Петух запевает, светает, пора!
В лесу под ногами гора серебра.
Там черных деревьев стоят батальоны,
Там елки — как пики, как выстрелы — клены,
Их корни — как шкворни, сучки — как стропила,
Их ветры ласкают, им светят светила.
Эти стихи — перекличка с тютчевскими Листьями («Мы, легкое племя, цветем и блестим…») и страшным стихотворением Багрицкого «От черного хлеба и верной жены…». Романтизм предчувствующий (у первого) и романтизм разочарованный (у второго) преодолены, на смену им у Заболоцкого является горацианство, восхищение миром божьим в его данности, в первую очередь — чудом традиционной русской просодии. Заболоцкий уяснил себе место поэзии в мире (для него она по-прежнему — всё, но в мире, теперь он знает это, есть и другое).
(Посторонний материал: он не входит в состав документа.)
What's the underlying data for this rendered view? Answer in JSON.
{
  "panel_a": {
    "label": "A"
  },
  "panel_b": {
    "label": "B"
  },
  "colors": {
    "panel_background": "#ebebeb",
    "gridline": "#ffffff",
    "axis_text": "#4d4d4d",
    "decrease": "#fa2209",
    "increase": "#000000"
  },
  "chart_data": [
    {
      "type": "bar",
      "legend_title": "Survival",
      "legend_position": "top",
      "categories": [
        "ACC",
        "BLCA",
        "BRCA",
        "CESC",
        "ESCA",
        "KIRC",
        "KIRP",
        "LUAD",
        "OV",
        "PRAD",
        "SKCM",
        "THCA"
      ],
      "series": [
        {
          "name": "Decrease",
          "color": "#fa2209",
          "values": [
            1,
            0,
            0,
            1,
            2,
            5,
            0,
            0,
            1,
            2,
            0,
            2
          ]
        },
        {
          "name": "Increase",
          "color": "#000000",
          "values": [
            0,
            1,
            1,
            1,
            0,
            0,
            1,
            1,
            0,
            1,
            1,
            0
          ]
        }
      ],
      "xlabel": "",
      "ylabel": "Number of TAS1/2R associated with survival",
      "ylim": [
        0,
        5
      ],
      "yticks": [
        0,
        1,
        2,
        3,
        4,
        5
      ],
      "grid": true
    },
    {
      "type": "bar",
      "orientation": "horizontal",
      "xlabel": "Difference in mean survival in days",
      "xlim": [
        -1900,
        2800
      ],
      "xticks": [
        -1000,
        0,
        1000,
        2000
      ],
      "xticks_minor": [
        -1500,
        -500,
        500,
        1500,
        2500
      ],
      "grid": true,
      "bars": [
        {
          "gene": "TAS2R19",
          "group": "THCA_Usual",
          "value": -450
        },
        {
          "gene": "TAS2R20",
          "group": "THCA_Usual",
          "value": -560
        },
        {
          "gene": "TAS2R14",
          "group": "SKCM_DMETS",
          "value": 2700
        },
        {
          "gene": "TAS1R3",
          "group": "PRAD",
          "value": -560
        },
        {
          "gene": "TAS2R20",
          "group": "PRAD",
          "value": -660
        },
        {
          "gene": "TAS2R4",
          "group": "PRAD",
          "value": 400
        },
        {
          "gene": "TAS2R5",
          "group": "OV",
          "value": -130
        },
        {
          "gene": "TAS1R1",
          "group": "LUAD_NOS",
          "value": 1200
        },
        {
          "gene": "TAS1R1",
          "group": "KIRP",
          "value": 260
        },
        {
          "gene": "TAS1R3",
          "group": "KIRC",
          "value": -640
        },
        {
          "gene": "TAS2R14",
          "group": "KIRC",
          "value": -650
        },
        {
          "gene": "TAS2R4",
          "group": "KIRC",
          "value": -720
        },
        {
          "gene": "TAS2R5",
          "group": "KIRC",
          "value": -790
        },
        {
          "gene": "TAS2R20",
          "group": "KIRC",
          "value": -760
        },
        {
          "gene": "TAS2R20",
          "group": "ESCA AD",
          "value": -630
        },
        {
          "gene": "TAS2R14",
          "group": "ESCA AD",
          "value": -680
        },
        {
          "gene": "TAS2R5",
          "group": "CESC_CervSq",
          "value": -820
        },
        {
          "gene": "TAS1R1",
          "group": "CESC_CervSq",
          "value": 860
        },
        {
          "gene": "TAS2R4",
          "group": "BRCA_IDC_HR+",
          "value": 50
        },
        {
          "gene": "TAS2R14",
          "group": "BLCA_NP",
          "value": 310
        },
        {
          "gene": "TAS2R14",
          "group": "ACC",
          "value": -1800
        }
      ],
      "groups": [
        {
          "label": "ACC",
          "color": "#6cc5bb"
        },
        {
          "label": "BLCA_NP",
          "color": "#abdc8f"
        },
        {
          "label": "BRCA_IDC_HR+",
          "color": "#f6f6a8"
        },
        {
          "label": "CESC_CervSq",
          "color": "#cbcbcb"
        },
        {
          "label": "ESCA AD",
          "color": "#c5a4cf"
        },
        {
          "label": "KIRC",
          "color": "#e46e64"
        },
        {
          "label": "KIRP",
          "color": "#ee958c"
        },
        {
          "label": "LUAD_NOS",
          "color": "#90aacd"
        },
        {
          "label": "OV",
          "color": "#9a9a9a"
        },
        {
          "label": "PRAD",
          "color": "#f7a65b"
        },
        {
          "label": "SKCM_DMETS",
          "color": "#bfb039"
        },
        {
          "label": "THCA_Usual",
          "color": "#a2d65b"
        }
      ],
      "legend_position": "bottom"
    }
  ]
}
Добавьте сюда общий для всех душевный подъем первых послевоенных лет, надежды на лучшее, и перерождение Заболоцкого станет понятнее.
Отметим одну деталь, на которую редко обращают внимание: во всех поздних стихах строка у Заболоцкого начинается с прописной, а не со строчной, как в ранних. Начальная прописная — поднимает, возвышает поэтическое слово, сообщает ему вескость, препятствует словоблудию. Прекрасное должно быть величаво. В этом важном пустячке — как и в обращении к подчеркнуто правильным метрам — поэт еще раз закрепляет свой разрыв с прошлым.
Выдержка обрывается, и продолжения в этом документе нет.